Itulah mengapa saya menyebutnya ruang kejujuran. Warga menulis apa yang mereka rasakan: amarah, takut, cemas, sekaligus harapan. Mereka tidak terikat pada narasi resmi, tidak perlu menunggu rilis pers.

Dan justru di situlah letak kekuatan data digital. Ia menunjukkan denyut emosi publik, sesuatu yang tidak mudah ditangkap lewat survei konvensional.




Sentimen negatif bukan sekadar tanda pesimisme. Ia adalah alarm sosial. Ia mengingatkan bahwa ada yang tidak berjalan baik, ada yang harus segera diperbaiki. Jika kita menutup telinga terhadap alarm itu, maka kita akan terus berjalan dalam gelap.

Dari Viral ke Vital

Tagar #JagaMakassarta menunjukkan bahwa warga punya kepedulian. Namun pertanyaan pentingnya adalah: bagaimana membuatnya lebih dari sekadar slogan viral? Bagaimana menjadikannya gerakan yang vital?

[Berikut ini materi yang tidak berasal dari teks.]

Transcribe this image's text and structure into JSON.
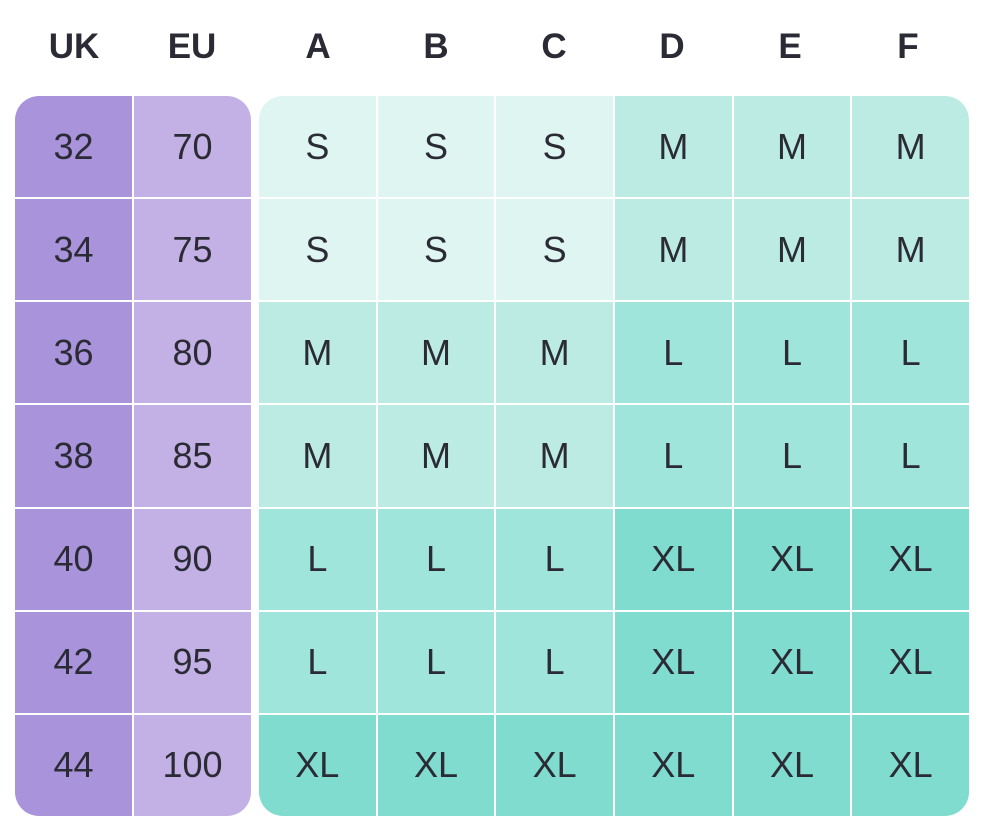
{
  "headers": {
    "uk": "UK",
    "eu": "EU",
    "cups": [
      "A",
      "B",
      "C",
      "D",
      "E",
      "F"
    ]
  },
  "rows": [
    {
      "uk": "32",
      "eu": "70",
      "sizes": [
        "S",
        "S",
        "S",
        "M",
        "M",
        "M"
      ]
    },
    {
      "uk": "34",
      "eu": "75",
      "sizes": [
        "S",
        "S",
        "S",
        "M",
        "M",
        "M"
      ]
    },
    {
      "uk": "36",
      "eu": "80",
      "sizes": [
        "M",
        "M",
        "M",
        "L",
        "L",
        "L"
      ]
    },
    {
      "uk": "38",
      "eu": "85",
      "sizes": [
        "M",
        "M",
        "M",
        "L",
        "L",
        "L"
      ]
    },
    {
      "uk": "40",
      "eu": "90",
      "sizes": [
        "L",
        "L",
        "L",
        "XL",
        "XL",
        "XL"
      ]
    },
    {
      "uk": "42",
      "eu": "95",
      "sizes": [
        "L",
        "L",
        "L",
        "XL",
        "XL",
        "XL"
      ]
    },
    {
      "uk": "44",
      "eu": "100",
      "sizes": [
        "XL",
        "XL",
        "XL",
        "XL",
        "XL",
        "XL"
      ]
    }
  ],
  "colors": {
    "uk_column": "#a994dc",
    "eu_column": "#c3b1e5",
    "size_S": "#def5f2",
    "size_M": "#bcebe4",
    "size_L": "#a0e5dc",
    "size_XL": "#80dccf"
  }
}
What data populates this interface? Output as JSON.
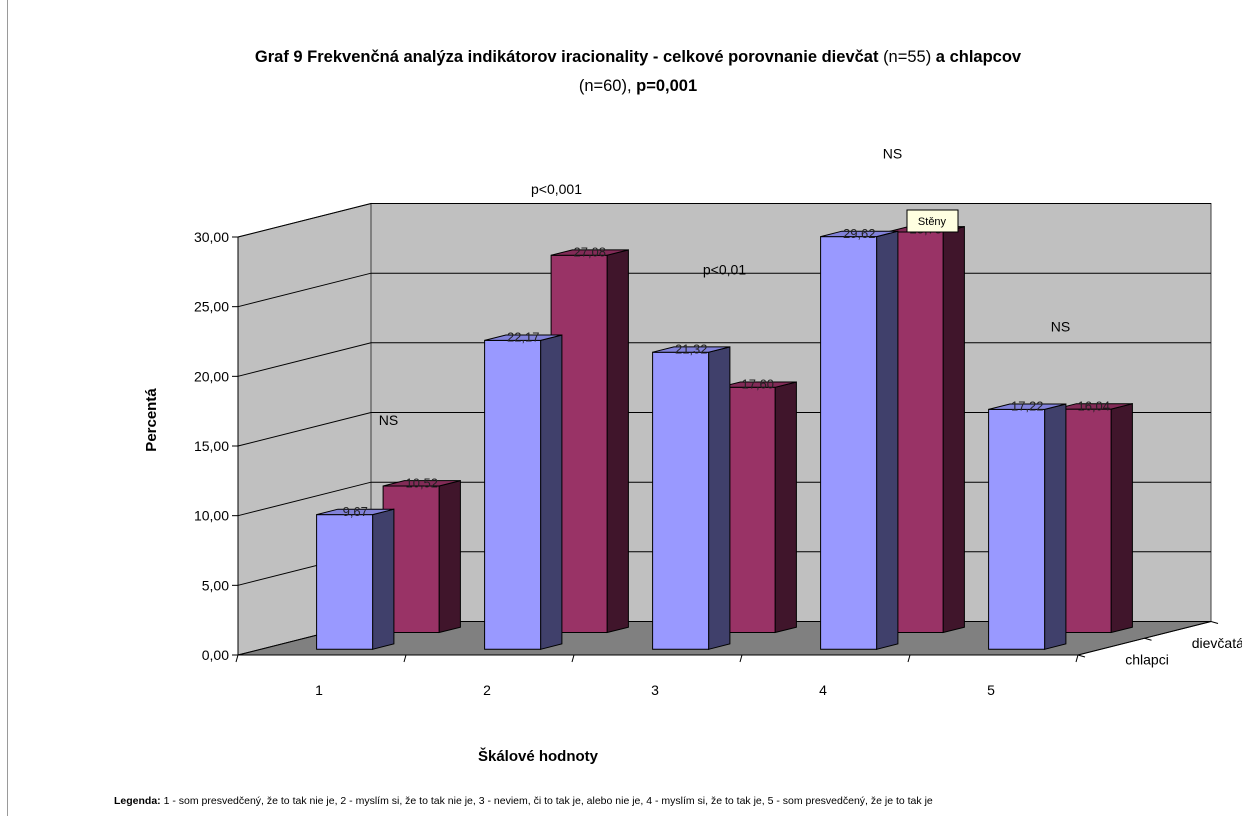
{
  "chart_data": {
    "type": "bar",
    "subtype": "3d-clustered-depth",
    "title_parts": [
      {
        "text": "Graf 9 Frekvenčná analýza indikátorov iracionality - celkové porovnanie dievčat ",
        "bold": true
      },
      {
        "text": "(n=55)",
        "bold": false
      },
      {
        "text": " a chlapcov",
        "bold": true
      }
    ],
    "title_line2_parts": [
      {
        "text": "(n=60), ",
        "bold": false
      },
      {
        "text": "p=0,001",
        "bold": true
      }
    ],
    "xlabel": "Škálové hodnoty",
    "ylabel": "Percentá",
    "categories": [
      "1",
      "2",
      "3",
      "4",
      "5"
    ],
    "ylim": [
      0,
      30
    ],
    "yticks": [
      "0,00",
      "5,00",
      "10,00",
      "15,00",
      "20,00",
      "25,00",
      "30,00"
    ],
    "series": [
      {
        "name": "chlapci",
        "values": [
          9.67,
          22.17,
          21.32,
          29.62,
          17.22
        ],
        "labels": [
          "9,67",
          "22,17",
          "21,32",
          "29,62",
          "17,22"
        ],
        "color": "#9999ff"
      },
      {
        "name": "dievčatá",
        "values": [
          10.52,
          27.08,
          17.6,
          28.75,
          16.04
        ],
        "labels": [
          "10,52",
          "27,08",
          "17,60",
          "28,75",
          "16,04"
        ],
        "color": "#993366"
      }
    ],
    "annotations": [
      {
        "text": "NS",
        "category": "1"
      },
      {
        "text": "p<0,001",
        "category": "2"
      },
      {
        "text": "p<0,01",
        "category": "3"
      },
      {
        "text": "NS",
        "category": "4"
      },
      {
        "text": "NS",
        "category": "5"
      }
    ],
    "tooltip": "Stěny",
    "grid": true,
    "wall_color": "#c0c0c0",
    "floor_color": "#808080",
    "legend": {
      "title": "Legenda:",
      "text": "1 - som presvedčený, že to tak nie je, 2 - myslím si, že to tak nie je, 3 - neviem, či to tak je, alebo nie je, 4 - myslím si, že to tak je, 5 - som presvedčený,  že je to tak je"
    }
  }
}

Pemerintah kota perlu membaca data ini dengan hati terbuka. Kritik warga bukan ancaman, tetapi masukan. Ketika warga menulis tentang kerusakan fasilitas umum, itu berarti ada janji yang belum ditepati. Ketika warga menuliskan doa dan semangat, itu berarti masih ada kepercayaan yang harus dijaga.

Komunitas dan organisasi masyarakat pun punya peran. Mereka bisa menjembatani jarak antara kebijakan dan realitas, antara harapan dan kenyataan. Solidaritas warga Makassar sudah teruji dalam banyak peristiwa.

Yang dibutuhkan sekarang adalah cara baru untuk merawat solidaritas itu di era digital.

Harapan di Tengah Kegelisahan

Saya percaya, kota ini tidak pernah kehilangan daya juangnya. Sejarah Makassar penuh dengan kisah keberanian. Dari benteng Somba Opu hingga pelabuhan-pelabuhan yang membuka diri pada dunia, Makassar selalu tumbuh dengan semangat melawan arus.

Hari ini, tantangannya berbeda. Bukan lagi meriam dan kapal perang, melainkan narasi, kepercayaan, dan kohesi sosial yang diuji. Media sosial adalah medan baru di mana pertarungan itu berlangsung.

Ketika saya membaca komentar-komentar warga, saya menemukan dua wajah Makassar: wajah yang marah sekaligus wajah yang mendoakan. Dua wajah ini tidak harus bertolak belakang. Marah bisa menjadi energi untuk memperbaiki, sementara doa bisa menjadi penopang agar kita tidak kehilangan arah.

Menjaga Makassar, Menjaga Masa Depan

Sebagai seorang digital strategist, saya sering ditanya: apa gunanya semua analisis ini? Jawaban saya sederhana: analisis hanyalah peta. Ia tidak akan mengubah apa pun jika tidak ada yang mau berjalan. Data ini memberi kita arah, tetapi langkah nyata tetap ada di tangan kita bersama.

#JagaMakassarta harus kita terjemahkan dalam tindakan sehari-hari. Mulai dari menjaga keamanan lingkungan, merawat fasilitas bersama, hingga saling mengingatkan di ruang digital agar tidak terprovokasi.

Kota ini tidak boleh hanya dipelihara lewat jargon. Ia harus dijaga dengan aksi kecil dan besar, dengan kebijakan yang berpihak pada rakyat, dengan solidaritas yang tumbuh dari bawah.

Pada akhirnya, menjaga Makassar berarti menjaga harapan. Harapan bahwa kota ini bisa menjadi rumah yang aman, damai, dan penuh kebersamaan. Harapan bahwa suara-suara di media sosial tidak hanya menjadi gema yang hilang, tetapi menjadi nyanyian kolektif yang menggerakkan perubahan.

Dan seperti doa yang terus ditulis warga: “Mari kita jaga Makassar bersama.”


*Ilham Akbar dikenal sebagai Digital Strategist, sekaligus konsultan Search Engine Optimization (SEO). Dia telah banyak membantu UMKM untuk memasuki jagad digital. Kini domisili di Kota Makassar.